Haaaa, şimdi asıl noktaya geldik.

Bu Bergüzar dediğimiz insan, yahu bu meymenetsiz şahsiyet, bu her okulun antipopolaresi, gizli öznesi, sen tut karısının etrafına uydulanmış bir adamı kendine uydur. Boşa, kendin evlen, bir de çocuk. Kadını itin şeyine sokmanın derdinde değilim de, arkada kalan da bir başka kadın değil mi yahu? Sonra geçen hafta Sacitabi'de okuyorum, "biz zaten taa bundan seneler önce konservatuarda tanışmış, halleşmiştik de kısmet deyilmişhihihi" diye açıklama yapıyor. Süüüüppriiiiiiz diye. Başlık da bu. Yasak aşkın adıni süprik koymuşlar. Süprik yapmış bize, Onurbey'le seneler önceki şeyini açık ediyor. Ee, o diğer kadın, o Gizem Soysaldı, o kumral saçlarını ayrılık sonrası simsiyaha boyatan İzmirli, "bundan sonra işimle anılmak istiyorum, işimle anırmak istiyorum" diyen illa ki oyuncu kadınla yaşadıkların o zaman bir ribaund ilişki mi oluyor, ULAN? Eski karın, yenisiyle aranızda katalizör müydü? Üstelik eskisi, benden yaşça küçük bir yavru, kısmetsiz. Onurbeyimparatorluğunun tebaasına girmeyeydi, şimdi Alsancak'ta, Kordon'da, artık neresi varsa orada efil efil, zahmetsiz bir Can'la suşi yiyor olacaktı. Bak şimdi dul oldu da, ayağını altına toplayıp TV karşısında çekirdek çitliyor. Olabilir. Neden?
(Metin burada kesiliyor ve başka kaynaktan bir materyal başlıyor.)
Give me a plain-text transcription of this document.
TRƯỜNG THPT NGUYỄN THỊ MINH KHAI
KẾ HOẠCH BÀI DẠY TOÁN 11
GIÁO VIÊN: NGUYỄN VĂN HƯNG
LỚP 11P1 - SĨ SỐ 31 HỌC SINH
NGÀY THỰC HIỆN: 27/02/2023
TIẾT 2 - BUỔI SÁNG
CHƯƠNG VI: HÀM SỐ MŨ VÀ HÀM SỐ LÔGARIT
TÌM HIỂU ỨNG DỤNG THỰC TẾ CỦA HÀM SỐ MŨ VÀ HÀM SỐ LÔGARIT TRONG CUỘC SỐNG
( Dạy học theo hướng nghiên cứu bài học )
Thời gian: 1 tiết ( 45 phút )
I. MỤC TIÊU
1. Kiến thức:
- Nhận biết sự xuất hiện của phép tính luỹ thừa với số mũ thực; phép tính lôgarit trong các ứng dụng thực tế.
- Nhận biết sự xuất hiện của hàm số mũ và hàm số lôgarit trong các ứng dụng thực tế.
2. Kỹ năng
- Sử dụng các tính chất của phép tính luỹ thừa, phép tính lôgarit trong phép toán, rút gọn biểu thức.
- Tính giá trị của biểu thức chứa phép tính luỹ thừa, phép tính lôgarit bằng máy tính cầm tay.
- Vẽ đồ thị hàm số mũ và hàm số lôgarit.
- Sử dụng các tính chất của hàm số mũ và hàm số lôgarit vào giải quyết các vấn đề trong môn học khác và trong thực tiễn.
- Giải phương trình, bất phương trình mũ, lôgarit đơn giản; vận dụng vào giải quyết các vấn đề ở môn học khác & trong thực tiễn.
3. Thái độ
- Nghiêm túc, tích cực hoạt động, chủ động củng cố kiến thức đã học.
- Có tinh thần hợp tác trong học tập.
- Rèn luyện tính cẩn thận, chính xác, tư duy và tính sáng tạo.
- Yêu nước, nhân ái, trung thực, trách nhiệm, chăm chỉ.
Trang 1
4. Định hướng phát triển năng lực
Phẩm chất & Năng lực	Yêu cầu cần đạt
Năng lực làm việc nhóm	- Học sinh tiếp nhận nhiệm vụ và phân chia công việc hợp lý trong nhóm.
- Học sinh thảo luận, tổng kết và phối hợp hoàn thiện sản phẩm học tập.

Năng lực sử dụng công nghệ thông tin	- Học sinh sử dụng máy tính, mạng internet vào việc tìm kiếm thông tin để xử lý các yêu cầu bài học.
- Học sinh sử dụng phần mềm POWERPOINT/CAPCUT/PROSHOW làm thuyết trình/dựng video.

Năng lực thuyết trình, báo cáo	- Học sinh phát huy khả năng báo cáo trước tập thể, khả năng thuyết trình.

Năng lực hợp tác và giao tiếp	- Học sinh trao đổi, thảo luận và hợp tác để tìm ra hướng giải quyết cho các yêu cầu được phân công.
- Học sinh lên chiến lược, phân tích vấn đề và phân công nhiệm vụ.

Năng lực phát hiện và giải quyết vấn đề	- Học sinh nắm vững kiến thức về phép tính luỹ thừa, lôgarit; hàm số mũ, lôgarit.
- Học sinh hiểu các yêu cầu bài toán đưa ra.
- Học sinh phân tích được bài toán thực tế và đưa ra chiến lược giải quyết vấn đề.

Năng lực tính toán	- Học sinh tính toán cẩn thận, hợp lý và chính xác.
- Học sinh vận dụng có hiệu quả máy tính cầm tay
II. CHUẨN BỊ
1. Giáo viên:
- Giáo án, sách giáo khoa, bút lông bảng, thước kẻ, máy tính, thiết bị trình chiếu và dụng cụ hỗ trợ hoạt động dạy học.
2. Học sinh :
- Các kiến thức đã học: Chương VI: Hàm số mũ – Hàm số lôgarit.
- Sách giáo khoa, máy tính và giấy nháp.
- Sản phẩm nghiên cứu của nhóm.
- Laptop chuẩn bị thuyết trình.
Onurbey BinbirGece ameliyatından önce (üstteki resim) ve sonra (alttaki)


Onurbey takımın hakkını veriyor. Az da büyük almış, seneye de giyecek. Zaten zengin dediğin böyle zengin oluyor ağbea, malının kıymetini biliyor. Sabancı bir pirinç tanesini bile tabağında bırakmazmış, inanır mısın?

Bu kadınlar, bu Bergüzarlar bir ömür gizemli, bir ömür buğulu kalıyor Onurbeylerin gözünde. Evlenilse bile asla tüketilemeyen bir saflık, temizlik sembolü oluyor. Çirkefleşecek, yıkıcılaşacak, ifşa edecek, zorlayacak hiçbir yönü, bir ilgisi, bir duruşu yok çünkü bu hayatta. Diğer uçta da yaldır yaldır, paldır küldür, salkım saçak ifşa makinaları. Bilemedim, hangisi daha güzeli. Yıllar değil de, siz yordunuz beni, DULLAR!